C'est une véritable déferlante : André Ayew et Tabanou à Swansea, Gueye et les trois Jordan (Amavi, Ayew, Veretout) à Aston Villa, Cabaye à Crystal Palace, Payet à West Ham... Les bons, voire très bons joueurs de Ligue 1 s'envolent vers le ventre mou de la Premier League. Une tendance pas nouvelle, mais qui s'accélère. Le départ outre-Manche est-il une si bonne idée ?
Ils partent tous, les uns après les autres. C’est devenu une bien curieuse fatalité : tout bon joueur de Ligue 1 (hors PSG), qu’il soit un élément expérimenté ou une star en devenir, semble être voué à plier bagages, direction la Premier League. Normal : le championnat anglais est situé bien au-dessus de la Ligue 1 dans la hiérarchie européenne. Mais à y regarder de plus près, l’évidence s’efface devant les doutes.
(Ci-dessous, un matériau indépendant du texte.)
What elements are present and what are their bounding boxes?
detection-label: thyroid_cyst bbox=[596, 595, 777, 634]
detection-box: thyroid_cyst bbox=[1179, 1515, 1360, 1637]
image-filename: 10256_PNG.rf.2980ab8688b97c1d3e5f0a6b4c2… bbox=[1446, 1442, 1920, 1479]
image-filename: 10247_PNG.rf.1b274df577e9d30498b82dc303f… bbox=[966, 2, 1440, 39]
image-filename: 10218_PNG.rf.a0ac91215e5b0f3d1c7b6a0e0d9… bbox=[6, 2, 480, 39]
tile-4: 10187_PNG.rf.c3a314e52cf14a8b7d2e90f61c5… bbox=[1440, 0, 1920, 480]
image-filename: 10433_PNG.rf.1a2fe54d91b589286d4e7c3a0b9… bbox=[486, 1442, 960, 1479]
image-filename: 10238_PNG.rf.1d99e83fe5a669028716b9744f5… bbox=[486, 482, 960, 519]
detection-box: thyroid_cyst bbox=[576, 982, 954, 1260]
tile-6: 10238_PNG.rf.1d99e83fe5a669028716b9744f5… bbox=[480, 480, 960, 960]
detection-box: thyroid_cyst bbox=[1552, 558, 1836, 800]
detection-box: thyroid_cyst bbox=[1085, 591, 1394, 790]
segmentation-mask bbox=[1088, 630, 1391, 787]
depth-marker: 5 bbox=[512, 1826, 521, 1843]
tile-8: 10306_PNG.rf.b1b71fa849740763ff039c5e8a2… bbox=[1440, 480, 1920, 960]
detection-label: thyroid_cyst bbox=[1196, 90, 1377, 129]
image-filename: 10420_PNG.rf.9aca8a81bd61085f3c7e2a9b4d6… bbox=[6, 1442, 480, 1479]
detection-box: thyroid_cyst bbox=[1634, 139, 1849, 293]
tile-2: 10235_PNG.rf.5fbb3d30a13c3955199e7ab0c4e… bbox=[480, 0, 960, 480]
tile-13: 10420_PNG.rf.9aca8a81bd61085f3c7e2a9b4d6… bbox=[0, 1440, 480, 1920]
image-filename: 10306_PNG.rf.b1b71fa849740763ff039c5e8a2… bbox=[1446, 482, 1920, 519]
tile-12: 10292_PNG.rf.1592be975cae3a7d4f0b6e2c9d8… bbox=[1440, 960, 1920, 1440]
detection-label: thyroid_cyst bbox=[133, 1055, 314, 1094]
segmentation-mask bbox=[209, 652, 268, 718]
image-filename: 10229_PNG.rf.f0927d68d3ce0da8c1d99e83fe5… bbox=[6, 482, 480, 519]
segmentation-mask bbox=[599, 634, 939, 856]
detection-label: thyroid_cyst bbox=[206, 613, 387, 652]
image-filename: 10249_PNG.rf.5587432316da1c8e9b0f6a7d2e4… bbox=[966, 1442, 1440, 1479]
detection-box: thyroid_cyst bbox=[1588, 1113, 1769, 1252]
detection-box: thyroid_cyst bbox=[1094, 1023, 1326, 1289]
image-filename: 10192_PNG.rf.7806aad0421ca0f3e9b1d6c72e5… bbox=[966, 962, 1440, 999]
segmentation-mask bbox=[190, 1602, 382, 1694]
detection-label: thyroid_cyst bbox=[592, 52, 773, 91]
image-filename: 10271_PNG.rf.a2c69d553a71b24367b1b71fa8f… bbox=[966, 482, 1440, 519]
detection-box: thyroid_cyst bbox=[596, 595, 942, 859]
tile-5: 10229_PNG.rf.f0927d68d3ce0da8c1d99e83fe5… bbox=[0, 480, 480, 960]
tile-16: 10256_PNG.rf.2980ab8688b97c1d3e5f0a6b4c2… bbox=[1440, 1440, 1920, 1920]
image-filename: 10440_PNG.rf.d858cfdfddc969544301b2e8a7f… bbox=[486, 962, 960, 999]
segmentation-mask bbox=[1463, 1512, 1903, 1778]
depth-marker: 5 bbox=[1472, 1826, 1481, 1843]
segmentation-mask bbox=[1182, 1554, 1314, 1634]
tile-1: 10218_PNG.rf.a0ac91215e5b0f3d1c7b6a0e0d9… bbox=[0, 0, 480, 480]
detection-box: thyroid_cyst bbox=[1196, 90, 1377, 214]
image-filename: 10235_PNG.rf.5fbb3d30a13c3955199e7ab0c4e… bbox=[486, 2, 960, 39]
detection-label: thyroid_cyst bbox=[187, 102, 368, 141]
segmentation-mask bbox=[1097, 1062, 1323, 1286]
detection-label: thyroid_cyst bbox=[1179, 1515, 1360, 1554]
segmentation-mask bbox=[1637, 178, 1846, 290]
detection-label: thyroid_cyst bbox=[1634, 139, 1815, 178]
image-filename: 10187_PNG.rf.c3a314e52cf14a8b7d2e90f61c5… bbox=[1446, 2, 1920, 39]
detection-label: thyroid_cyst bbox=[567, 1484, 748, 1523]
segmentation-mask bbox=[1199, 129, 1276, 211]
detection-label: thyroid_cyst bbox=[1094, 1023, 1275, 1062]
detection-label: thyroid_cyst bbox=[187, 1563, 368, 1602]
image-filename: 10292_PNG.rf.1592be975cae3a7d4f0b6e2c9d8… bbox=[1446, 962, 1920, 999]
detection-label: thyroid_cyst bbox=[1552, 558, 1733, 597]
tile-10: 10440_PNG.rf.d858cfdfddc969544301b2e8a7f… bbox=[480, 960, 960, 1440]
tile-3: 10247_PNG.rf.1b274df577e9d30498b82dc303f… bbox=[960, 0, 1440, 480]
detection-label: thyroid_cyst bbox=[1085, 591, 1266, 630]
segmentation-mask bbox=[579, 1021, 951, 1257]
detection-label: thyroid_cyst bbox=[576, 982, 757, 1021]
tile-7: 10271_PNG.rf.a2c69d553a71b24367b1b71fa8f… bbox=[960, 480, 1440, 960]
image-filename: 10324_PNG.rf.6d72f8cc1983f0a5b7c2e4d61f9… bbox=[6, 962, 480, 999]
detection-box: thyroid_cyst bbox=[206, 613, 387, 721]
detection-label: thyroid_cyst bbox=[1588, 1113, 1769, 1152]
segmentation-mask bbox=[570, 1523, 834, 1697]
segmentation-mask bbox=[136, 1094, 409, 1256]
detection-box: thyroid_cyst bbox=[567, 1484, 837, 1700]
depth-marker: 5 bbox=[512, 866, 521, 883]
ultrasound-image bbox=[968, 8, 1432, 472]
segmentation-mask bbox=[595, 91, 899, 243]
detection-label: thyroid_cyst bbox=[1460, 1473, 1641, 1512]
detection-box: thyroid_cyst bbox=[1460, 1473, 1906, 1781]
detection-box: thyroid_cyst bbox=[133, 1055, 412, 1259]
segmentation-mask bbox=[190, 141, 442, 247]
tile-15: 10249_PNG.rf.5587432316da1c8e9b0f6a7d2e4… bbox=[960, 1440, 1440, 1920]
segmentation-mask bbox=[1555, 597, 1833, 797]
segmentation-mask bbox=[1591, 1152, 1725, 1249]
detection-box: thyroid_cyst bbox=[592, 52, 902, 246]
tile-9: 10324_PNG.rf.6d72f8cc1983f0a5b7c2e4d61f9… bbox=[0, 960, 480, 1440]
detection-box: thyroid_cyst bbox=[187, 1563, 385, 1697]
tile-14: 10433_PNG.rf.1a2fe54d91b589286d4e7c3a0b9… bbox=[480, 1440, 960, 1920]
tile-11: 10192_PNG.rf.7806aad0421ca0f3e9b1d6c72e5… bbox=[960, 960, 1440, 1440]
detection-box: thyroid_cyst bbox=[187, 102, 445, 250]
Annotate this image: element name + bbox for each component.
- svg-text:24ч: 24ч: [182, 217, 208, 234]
Dimitri Payet franchit-il un palier en passant de l’OM à West Ham ? André Ayew se donne-t-il les moyens de confirmer son talent en partant pour Swansea ? Aston Villa est-il vraiment le club proprice à l’explosion de jeunes pépites comme Amavi ou Veretout ? La vérité est implacable : le ventre mou de la Premier League est devenu la destination incontournable pour les bons joueurs de Ligue 1, d’autant que ces clubs ont les moyens d’aligner des sommes considérables pour s’offrir les valeurs sûres de notre championnat. Mais l’Angleterre semble malheureusement n’être qu’un Eldorado de façade.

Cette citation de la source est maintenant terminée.